Het Castelo de São Jorge is al een week lang een vertrouwd gezicht voor me. Ik laat het echter links liggen en begeef me 'buiten de muren', naar het São Vicente da Foraklooster. Mét kloostergang, dat spreekt voor zich. Hier vind ik de tegels die 38 fabels van La Fontaine uitbeelden. Ik lees enkele fabels. Vooral 'De hond en de ezel', 'De kip met de gouden eieren' en 'De ooievaar en de wolf' blijven bij. Verder heel wat fresco's, kunstvoorwerpen en vooral het mausoleum van de dynastie van Bragança, met de laatste koningin van Portugal, koningin Amalia.
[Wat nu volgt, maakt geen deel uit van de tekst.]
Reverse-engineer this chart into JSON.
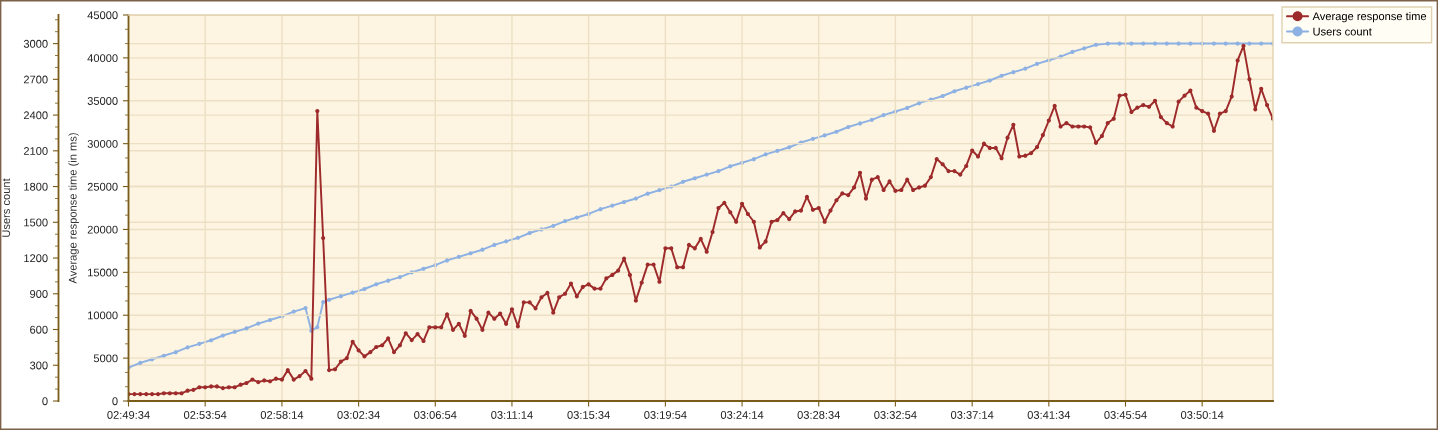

Aangrijpende tombe.
Van op het dak, tussen de twee torens, heb ik een 360° panorama: Cristo Rei en de bruggen, Alfama, de kasteelheuvel, het pantheon met de markt van de Dievegge, de wijk Alto Pina, de noordelijke buitenwijken, het schiereiland Setúbal en nog veel verder.
De namiddag loopt ten einde in de fadowijk, waar achter elke hoek een kunstzinnige verrassing wacht, waar overal de muziek der weemoed weerklinkt, waar de kersenginja het lekkerst smaakt, waar licht- en kleurspel het laatste woord krijgt (dat wordt wennen in het grauwe Vlaanderen).
Tijdens valavond volg ik nog steeds aangeschoten en vol verwondering trapjes en steegjes. Wanneer ik de Baixa bereik, waar Ericka me voor een expatavond heeft uitgenodigd, ebben de roze wolken weg uit mijn hoofd. Plots ben ik 'weer in een hoofdstad'. Alles komt terug. De meeting gaat door in de bar waarin ik een week geleden ging schuilen tijdens de stortbui bij de Bica. De eigenaar herkent me nog en verwelkomt me hartelijk. We ontmoeten expats van over heel Europa en Zuid-Amerika. Van Bica naar Alfama is het lang strompelen. Uit diverse bars nabij mijn hostel bezingen vrouwenstemmen de weemoed. Flarden fado die zonder omwegen een gevoelige snaar raken.
Laatste volledige dag en nog zoveel te zien. Het populaire vissersstadje Cascais bijvoorbeeld, aan de kust. Veel bootjes, palmbomen en charme enerzijds, evenveel massatoerisme en beton anderzijds. Maar daarom reis ik in maart. Er is een prestigieus park en een fort. De blauw-witte vuurtoren met wuivende palmbomen kan zo op een ansichtkaart.
Er wordt gevist van op de kliffen, met zicht op de 'weg' naar de rest van de wereld, via de welke Portugal zijn rijkdom vergaarde. Dit was het laatste stukje land van waar de boten konden worden uitgewuifd. Aan de Boca do Inferno, een kloof waarlangs schuimbekkende golven met veel lawaai hun intrede maken, kijk ik uit over de Cabo Raso en de blauwe oceaan, de onmetelijke snelweg naar Amerika. We zijn hier niet zo ver van het meest westelijke punt van continentaal Europa.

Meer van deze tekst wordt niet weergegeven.